- Born: 17 August 1944 (age 80) Woorabinda, Queensland, Australia
- Occupation: park ranger (retired)
- Known for: helping develop the Aboriginal Seasonal Ranger Program at Carnarvon National Park
- Awards: Queensland Great (2014)

= Fred Conway (Aboriginal elder) =

Fred Conway (born 17 August 1944) is an Australian Aboriginal elder and former park ranger in Queensland.

As a Bidjara and Barada elder, Conway is best known for his advocacy for the protection of sacred Aboriginal sites and for extensive conservation work in Carnarvon National Park.

He is also credited with helping develop a program in 2005 called the Aboriginal Seasonal Ranger Program.

==Life and career==
===Early life===
Conway was born on 17 August 1944 in the Aboriginal mission of Woorabinda where he grew up. He has said when he was growing up the 1940s and 1950s, he was naive about his culture as Aboriginal people on missions were not permitted to speak about or practice their culture. However, Conway said by the time he was a teenager, the superintendent would exercise some leniency, allowing the residents to gather bush tucker on weekends and hunt food to feed the community.

He had ambitions to be a carpenter which he believed would have enabled him to build a proper home for his grandparents but an expectation existed where a son would following his father's trade. Therefore, he became a stockman like his father and worked on "Foleyvale Station", the Woorabinda Pastoral Company's cattle property situated on the Mackenzie River, north of Duaringa.

Conway said he didn't enjoy working as a stockman but it helped him develop a respect for the countryside. He worked on a cattle station near Winton before joining the Roy Bell tent boxing troupe travelling throughout Queensland and New South Wales before spending a year in the Mount Penang Boys Home before finally returning home to Woorabinda at the age of 18.

After obtaining work as a police liaison officer, Conway met an Aboriginal relics officer who asked Conway if he'd be interested in such work. Conway took up the opportunity and subsequently worked in Brisbane, Mount Isa, Rockhampton and Injune.
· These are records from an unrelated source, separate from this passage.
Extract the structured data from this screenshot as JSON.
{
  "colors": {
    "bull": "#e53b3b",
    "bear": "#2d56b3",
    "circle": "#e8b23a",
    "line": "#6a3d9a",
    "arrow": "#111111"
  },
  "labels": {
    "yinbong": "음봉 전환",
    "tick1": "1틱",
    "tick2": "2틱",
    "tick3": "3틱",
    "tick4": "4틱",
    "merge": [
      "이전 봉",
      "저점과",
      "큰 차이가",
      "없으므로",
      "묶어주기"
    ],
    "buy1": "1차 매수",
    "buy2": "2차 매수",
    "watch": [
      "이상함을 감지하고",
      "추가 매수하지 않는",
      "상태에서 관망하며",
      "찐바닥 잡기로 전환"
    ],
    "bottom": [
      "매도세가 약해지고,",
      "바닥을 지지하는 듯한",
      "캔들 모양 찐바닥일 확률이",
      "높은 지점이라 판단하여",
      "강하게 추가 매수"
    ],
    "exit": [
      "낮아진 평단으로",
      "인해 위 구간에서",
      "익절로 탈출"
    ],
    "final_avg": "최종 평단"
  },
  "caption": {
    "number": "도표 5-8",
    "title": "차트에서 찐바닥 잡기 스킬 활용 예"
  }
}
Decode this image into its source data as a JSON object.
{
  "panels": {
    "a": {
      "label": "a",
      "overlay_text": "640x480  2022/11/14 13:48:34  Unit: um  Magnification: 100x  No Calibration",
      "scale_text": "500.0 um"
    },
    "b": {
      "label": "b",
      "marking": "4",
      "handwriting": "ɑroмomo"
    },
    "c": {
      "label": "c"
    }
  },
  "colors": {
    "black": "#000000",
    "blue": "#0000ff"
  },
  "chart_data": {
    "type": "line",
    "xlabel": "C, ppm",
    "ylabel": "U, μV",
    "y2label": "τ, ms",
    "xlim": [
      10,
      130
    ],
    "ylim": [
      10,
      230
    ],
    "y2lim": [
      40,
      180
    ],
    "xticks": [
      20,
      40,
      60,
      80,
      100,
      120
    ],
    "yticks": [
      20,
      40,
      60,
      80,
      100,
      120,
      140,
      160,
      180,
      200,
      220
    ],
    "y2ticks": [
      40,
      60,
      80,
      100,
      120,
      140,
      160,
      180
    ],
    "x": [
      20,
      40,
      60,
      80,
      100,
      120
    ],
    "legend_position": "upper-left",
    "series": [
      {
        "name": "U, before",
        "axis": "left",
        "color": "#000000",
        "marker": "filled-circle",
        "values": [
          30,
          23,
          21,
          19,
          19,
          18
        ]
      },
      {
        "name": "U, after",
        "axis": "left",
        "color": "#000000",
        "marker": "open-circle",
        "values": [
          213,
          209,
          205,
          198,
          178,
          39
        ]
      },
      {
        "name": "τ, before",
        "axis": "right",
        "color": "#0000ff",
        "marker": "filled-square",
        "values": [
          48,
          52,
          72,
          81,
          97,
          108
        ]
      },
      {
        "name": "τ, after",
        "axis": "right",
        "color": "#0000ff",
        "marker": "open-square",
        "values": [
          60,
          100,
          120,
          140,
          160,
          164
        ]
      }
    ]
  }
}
===Work at Carnarvon National Park===
In the late 1980s, Conway took up a job as an interpretative ranger for the Queensland Parks and Wildlife Service at the Carnarvon National Park. Throughout his time as a ranger, he advocated for the protection of cultural sites such as the rock art found throughout the park and is credited with helping visitors understand Aboriginal history and culture and the need to respect the park's rock art sites.

While working in Carnarvon, Conway helped establish the Aboriginal Seasonal Ranger Program in 2005 which was designed to enable young Aboriginal people to get back onto country and learn skills and become involved in the management of their land.

===Retirement===
Conway retired to Duaringa in April 2014 but under the Nature Conservation Act was named as an honorary protector of Carnarvon National Park.

In 2014, Conway was in discussions with Central Highlands Regional Council about launching a local initiative where he could teach tourists in Emerald about the making of traditional weapons such as nulla nullas and boomerangs while also conducting local walking tours to educate visitors about the ways of Indigenous Australians.

In 2019, he was diagnosed with head and neck cancer. He underwent surgery to remove the cancer and spent eight months in Brisbane receiving radiation treatment. However, the cancer returned in 2021.

Conway is a grandfather of more than 70 grandchildren.

==Awards==
In 2014, Conway was named as a Queensland Great.

In the 2020 Australia Day Honours, Conway was awarded a Medal of the Order of Australia in recognition of his service to conservation and the environment. He accepted his OAM at Government House in Brisbane on his final day of radiation treatment in July 2020.

After accepting the award, Conway stated: "I cried. I just didn’t think as an indigenous person born in Woorabinda – which at times has been criticised – would be in the position of getting this award. I didn’t put myself out to receive these things, I just went about my duty in life. I’m a person from the country, I love the bush. I’ve enjoyed my life. As I said to the governor-general, this goes not only just to me but also to the people of Woorabinda, not only them but Indigenous people too.”